The newborn goat kids had a great first night, thanks in part to the heat lamp borrowed from the chicken brooder. They were still a little damp with amniotic fluid at bedtime, but cuddled up together under the heat lamp they looked very comfortable. Wish I’d had my camera with me, because the sight was priceless.
This morning, when we came out to do the chores, both of them were fluffy and totally dry — and, best of all, both were up and nursing. I turned off the heat lamp, but left it out there in case we get another sub-zero snap before the end of winter.
Our children have named the goat kids “Button” and “Marigold”. Not sure which is which at this point, but that’ll all get sorted out. These goat kids are cross-breeds, so it’s not like we’ll be registering them. (We couldn’t find a Saanen buck in time for breeding season, and we figured Saanen-Toggenburg kids were better than no kids at all.) Some neighbors raise Toggenburgs, and sold us “Eight Bits,” the kid buck we ended up using for breeding.
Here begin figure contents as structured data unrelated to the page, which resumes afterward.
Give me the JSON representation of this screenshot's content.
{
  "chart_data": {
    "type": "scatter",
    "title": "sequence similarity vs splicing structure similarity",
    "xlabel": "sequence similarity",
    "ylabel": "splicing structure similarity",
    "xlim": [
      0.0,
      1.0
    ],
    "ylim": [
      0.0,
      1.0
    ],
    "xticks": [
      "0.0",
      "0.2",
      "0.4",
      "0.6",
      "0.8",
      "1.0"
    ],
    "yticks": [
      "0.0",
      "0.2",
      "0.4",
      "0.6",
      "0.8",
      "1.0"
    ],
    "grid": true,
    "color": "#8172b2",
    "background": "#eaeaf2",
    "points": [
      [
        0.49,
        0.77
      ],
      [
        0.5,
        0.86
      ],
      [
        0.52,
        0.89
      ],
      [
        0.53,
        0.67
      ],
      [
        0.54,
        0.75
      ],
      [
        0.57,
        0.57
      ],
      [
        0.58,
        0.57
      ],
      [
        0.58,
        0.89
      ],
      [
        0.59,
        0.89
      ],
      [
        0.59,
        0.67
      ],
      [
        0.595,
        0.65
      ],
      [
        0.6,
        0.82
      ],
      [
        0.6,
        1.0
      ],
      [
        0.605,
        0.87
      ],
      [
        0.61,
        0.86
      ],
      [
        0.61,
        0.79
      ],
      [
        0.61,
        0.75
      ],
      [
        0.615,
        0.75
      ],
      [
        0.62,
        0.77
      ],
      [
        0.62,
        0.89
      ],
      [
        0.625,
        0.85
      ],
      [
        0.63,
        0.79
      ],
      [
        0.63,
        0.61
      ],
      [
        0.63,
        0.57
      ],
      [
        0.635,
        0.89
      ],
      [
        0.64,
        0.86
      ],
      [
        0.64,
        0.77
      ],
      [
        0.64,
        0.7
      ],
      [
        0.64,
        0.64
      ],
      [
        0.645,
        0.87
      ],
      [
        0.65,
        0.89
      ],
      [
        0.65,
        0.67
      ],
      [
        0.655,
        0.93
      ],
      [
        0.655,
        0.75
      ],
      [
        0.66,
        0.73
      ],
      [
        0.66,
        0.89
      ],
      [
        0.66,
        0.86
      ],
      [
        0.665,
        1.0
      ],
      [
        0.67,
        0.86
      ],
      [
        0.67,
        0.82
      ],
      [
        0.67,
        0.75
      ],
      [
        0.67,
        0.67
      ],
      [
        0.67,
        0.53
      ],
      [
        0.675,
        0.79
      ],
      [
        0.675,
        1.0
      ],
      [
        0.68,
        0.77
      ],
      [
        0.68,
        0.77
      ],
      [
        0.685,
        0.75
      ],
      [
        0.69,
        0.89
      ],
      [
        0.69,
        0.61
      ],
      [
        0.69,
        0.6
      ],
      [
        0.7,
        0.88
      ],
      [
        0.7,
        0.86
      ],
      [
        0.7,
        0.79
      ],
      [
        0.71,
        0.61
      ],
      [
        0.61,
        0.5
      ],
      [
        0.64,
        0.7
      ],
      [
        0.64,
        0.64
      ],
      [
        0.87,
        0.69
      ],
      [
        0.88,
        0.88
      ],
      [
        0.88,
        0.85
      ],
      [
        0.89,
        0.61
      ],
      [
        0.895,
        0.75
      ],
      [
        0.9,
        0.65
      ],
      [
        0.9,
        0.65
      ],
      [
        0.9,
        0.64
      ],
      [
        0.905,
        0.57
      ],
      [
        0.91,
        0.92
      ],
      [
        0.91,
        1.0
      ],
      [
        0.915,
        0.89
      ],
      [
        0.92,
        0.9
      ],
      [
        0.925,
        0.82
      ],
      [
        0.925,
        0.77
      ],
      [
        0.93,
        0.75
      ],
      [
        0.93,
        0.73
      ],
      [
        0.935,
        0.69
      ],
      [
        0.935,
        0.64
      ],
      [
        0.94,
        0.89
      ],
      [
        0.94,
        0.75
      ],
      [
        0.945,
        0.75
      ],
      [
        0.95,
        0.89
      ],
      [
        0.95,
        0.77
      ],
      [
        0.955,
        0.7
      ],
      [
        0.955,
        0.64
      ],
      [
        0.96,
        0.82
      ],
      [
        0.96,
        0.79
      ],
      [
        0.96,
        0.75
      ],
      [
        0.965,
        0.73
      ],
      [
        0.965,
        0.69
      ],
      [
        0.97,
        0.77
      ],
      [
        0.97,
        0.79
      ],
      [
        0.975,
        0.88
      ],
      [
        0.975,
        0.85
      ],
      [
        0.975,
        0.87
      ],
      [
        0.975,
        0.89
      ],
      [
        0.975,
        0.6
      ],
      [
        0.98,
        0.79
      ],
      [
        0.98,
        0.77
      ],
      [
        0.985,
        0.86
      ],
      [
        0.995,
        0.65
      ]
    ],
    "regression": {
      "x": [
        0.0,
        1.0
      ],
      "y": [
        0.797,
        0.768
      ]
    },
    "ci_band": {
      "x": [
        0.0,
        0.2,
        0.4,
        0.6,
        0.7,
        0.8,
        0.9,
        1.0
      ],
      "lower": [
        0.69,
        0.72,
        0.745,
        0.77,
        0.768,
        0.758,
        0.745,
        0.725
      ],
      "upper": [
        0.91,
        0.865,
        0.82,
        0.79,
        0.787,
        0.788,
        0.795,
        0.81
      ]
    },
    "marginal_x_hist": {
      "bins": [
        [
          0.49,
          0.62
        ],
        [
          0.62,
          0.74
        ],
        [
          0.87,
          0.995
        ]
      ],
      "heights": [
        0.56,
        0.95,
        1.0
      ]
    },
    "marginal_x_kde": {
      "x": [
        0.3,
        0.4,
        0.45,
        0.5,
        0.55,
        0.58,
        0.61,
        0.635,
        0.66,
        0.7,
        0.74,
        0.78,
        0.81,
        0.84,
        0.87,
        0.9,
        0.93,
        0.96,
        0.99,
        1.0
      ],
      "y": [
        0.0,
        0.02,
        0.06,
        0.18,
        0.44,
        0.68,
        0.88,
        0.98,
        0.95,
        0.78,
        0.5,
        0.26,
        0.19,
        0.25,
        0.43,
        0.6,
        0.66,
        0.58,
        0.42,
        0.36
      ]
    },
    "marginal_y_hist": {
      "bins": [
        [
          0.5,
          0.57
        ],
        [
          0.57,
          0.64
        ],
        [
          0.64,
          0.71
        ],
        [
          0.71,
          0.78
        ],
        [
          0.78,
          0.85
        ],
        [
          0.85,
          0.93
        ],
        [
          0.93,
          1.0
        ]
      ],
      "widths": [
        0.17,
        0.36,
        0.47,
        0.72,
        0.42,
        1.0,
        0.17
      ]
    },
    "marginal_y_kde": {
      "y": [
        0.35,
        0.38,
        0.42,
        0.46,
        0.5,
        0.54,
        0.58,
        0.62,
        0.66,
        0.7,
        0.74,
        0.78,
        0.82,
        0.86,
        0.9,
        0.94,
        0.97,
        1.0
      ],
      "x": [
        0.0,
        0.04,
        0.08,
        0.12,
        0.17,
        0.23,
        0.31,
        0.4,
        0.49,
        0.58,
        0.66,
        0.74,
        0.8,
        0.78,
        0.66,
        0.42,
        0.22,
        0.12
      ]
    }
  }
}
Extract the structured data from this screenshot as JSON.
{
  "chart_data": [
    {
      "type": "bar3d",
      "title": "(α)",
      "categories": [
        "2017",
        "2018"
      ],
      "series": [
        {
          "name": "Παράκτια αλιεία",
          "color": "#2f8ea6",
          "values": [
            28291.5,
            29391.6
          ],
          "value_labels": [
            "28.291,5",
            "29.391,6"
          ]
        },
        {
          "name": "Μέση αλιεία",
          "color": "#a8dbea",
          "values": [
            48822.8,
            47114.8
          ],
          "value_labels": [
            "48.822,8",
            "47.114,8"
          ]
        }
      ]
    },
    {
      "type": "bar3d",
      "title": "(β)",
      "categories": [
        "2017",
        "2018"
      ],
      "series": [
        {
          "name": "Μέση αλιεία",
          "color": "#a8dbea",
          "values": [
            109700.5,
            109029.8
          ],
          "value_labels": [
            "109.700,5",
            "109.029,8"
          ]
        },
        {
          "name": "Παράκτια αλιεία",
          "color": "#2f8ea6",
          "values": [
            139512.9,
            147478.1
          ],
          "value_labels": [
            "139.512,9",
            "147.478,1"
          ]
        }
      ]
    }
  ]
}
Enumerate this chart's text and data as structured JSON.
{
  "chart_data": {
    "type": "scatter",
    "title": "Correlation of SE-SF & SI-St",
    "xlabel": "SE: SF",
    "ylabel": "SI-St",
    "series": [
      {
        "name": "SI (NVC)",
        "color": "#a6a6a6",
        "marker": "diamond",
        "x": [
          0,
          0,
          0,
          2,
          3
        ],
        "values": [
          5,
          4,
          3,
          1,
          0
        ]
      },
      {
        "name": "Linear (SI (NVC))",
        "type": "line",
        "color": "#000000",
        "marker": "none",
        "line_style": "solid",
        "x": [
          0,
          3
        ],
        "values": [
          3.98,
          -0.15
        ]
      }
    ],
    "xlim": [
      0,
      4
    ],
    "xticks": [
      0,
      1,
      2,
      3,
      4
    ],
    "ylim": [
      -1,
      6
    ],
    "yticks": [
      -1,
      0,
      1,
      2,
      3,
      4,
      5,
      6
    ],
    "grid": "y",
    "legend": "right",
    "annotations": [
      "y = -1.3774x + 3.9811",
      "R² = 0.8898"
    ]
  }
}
On our farm, only animals that we intend to keep get names. That includes all the female sheep, the breeding rams, the female goats, the breeding buck, and the roosters. (There are too many laying hens to name, and they all look alike anyway, but each of the roosters is quite distinctive.) All the animals that will be butchered get named “Hamburger,” “Lamb Chop,” or the like. If we get a male goat kid, I’m lobbying for naming him “Chev,” short for “Chevon,” which is what the French call goat meat.